Friday, December 23, 2016

Italy: Terrorist behind Berlin truck rampage shot dead

(Milan) The Tunisian refugee/ISIS member/terrorist behind the lorry rampage which killed 12 people at a Christmas market has been shot dead in Italy.

Anis Amri
Anis Amri, the 24-year-old Tunisian refugee who pledged his allegiance to ISIS by driving an articulated lorry through a Christmas market in Berlin the other day in which to punish the pig eaters for bombing Islamic lands, is dead. It appears that the Italian police did in minutes what the politically constrained German police couldn't in over 8 months. That is put an end to this religious bigot.


Amri, a Tunisian national aged 24, served a prison sentence in Italy after being convicted of vandalism, threats and theft in 2011, where he made something of a name for himself for his violent behaviour. After his release he was asked to leave the country, whereupon he moved to Germany and applied for asylum in April of this year. His application was rejected by the German authorities but they were unable to deport him to Tunisia because he had no valid identification papers.

After his truck rampage, Amri first visited a mosque in Berlin, then buggered off to Paris, then Chambery in the South of France, before crossing the border into Italy.  However, whilst stood outside a closed train station in Milan at 3am this morning, he was stopped by 2 policemen, and when they asked for his papers, he pulled out a gun and shot one of the officers. In turn he was shot dead by the other, thus putting to an end the latest chapter of the war that Islam has with the West.

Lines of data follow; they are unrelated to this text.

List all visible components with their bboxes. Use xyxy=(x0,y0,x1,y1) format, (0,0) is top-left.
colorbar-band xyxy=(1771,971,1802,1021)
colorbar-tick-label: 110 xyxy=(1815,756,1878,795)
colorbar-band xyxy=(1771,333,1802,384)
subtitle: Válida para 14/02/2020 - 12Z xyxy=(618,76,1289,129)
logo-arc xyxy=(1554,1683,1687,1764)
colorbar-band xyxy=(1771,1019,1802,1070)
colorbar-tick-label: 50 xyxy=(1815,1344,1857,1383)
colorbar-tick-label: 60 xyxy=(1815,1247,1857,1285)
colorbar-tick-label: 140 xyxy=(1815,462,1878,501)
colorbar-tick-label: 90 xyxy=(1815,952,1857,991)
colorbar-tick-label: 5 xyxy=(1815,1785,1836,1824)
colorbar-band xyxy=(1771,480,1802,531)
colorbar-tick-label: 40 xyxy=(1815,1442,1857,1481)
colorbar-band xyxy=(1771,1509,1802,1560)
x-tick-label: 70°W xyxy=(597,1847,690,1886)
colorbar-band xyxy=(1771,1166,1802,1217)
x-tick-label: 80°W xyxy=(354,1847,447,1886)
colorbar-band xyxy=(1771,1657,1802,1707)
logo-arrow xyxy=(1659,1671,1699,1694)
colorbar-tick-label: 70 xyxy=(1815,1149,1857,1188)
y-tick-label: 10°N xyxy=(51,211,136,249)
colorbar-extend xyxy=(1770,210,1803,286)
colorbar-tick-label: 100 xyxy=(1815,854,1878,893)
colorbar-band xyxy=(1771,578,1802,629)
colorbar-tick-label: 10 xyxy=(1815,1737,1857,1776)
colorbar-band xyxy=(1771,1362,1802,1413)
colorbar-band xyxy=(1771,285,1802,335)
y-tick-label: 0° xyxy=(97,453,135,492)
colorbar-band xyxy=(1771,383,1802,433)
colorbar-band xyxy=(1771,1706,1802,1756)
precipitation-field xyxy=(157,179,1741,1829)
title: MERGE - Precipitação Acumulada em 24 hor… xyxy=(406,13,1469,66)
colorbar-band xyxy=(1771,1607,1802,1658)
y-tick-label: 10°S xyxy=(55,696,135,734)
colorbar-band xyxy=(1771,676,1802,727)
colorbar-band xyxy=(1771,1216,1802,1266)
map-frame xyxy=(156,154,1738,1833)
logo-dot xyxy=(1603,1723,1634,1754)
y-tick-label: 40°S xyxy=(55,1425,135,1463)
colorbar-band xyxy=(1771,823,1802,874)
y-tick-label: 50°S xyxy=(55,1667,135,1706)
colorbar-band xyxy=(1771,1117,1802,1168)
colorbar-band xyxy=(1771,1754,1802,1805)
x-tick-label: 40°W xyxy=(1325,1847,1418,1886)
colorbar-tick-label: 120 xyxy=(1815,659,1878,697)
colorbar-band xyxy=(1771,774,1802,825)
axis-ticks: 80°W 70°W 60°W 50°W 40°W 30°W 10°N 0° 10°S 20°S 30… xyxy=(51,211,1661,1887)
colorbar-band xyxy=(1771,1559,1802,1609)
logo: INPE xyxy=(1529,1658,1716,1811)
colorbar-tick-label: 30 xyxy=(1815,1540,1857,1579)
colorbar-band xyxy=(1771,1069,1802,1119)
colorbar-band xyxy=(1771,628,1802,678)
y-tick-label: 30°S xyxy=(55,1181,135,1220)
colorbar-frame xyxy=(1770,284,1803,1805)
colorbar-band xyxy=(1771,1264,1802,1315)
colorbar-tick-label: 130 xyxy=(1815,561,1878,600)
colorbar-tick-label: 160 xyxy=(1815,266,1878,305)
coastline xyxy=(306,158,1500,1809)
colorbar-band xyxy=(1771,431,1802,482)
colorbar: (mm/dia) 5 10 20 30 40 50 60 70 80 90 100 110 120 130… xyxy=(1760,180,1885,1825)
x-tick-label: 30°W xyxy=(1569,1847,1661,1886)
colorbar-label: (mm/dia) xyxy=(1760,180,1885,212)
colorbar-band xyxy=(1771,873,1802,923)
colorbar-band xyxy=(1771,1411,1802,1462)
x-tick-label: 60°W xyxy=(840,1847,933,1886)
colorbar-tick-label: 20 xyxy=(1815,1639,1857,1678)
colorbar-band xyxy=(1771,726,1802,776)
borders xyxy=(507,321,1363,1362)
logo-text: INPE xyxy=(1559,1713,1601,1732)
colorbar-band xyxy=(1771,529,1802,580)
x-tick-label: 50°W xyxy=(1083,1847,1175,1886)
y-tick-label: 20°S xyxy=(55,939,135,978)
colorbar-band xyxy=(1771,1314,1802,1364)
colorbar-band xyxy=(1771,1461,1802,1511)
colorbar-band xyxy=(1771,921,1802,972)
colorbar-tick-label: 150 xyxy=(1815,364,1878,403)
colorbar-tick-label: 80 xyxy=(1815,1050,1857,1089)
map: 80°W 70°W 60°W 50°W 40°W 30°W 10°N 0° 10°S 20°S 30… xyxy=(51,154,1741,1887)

Going back to the politically constrained bit above, it has come out in the wash that the German police knew about Amir 8 months ago. He was under police surveillance but gave them the slip about a month ago when the German police took out an ISIS cell at the start of November. After the truck attack, the police were denied the right to publish pictures of Amir in which to aid their search. Because Green politician Till Steffen, the head of the judicial authority in Hamburg, feared that sharing images of the Islamist terror suspect would incite racial hatred.